Two billiard balls of equal mass undergo a perfectly elastic head-on collision. One balls initial velocity was 2.00 i m/s and the other ball's initial velocity was - 3.00 i m/s. What are the velocities of both balls after the collision?

0.5m/s both moving in the negative x direction.

Explanation:

Using the law of conservation of momentum which states that the sum of momentum of bodies before collision is equal to the sum of momentum of bodies after collision. The two bodies moves with a common velocity after collision.

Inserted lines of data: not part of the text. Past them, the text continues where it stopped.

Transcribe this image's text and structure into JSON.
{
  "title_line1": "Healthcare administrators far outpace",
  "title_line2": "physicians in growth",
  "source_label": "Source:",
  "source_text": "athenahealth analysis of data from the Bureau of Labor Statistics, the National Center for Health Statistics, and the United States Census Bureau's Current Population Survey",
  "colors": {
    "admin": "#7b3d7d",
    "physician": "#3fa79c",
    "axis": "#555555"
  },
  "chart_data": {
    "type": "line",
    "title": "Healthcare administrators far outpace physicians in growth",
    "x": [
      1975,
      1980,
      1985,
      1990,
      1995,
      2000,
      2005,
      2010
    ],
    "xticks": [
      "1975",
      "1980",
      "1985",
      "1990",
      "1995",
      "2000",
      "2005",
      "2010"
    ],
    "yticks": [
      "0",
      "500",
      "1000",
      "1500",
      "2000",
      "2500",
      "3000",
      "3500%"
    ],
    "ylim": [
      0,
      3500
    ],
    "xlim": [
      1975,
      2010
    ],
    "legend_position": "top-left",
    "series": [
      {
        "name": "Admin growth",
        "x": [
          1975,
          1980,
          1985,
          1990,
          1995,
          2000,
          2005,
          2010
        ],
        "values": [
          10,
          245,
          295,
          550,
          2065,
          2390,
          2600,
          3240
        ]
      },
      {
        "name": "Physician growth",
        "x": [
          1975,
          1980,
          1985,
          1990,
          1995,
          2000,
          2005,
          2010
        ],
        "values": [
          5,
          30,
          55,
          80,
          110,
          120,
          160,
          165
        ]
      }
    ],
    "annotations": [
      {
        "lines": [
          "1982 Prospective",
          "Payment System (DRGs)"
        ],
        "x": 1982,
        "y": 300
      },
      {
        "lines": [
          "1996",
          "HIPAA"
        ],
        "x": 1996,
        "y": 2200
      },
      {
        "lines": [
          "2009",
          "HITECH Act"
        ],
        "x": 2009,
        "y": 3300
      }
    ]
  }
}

Momentum = mass * velocity

Given two billiard balls of equal mass

For the ball of mass M1 moving with velocity of 2.00m/s, its momentum before collision is expressed as:

Momentum = M1 * 2

= 2M1

For the ball of mass M2 moving with velocity of - 3m/s, its momentum before collision is expressed as:

Momentum = M2 * (-3)

= - 3M2

Momentum of the bodies after collision is expressed as:

Momentum = (M1+M2) V where v is the common velocity.

Using the principle above:

2M1-3M2 = (M1+M2) V

Since the two balls have equal masses, M1 = M2 = M the equation becomes;

2M-3M = (M+M) V

-M = 2MV

-1 = 2V

V = - 1/2

V = - 0.5im/s

The velocities of the balls after collision is the same and is equal to 0.5m/s both moving in the negative x direction.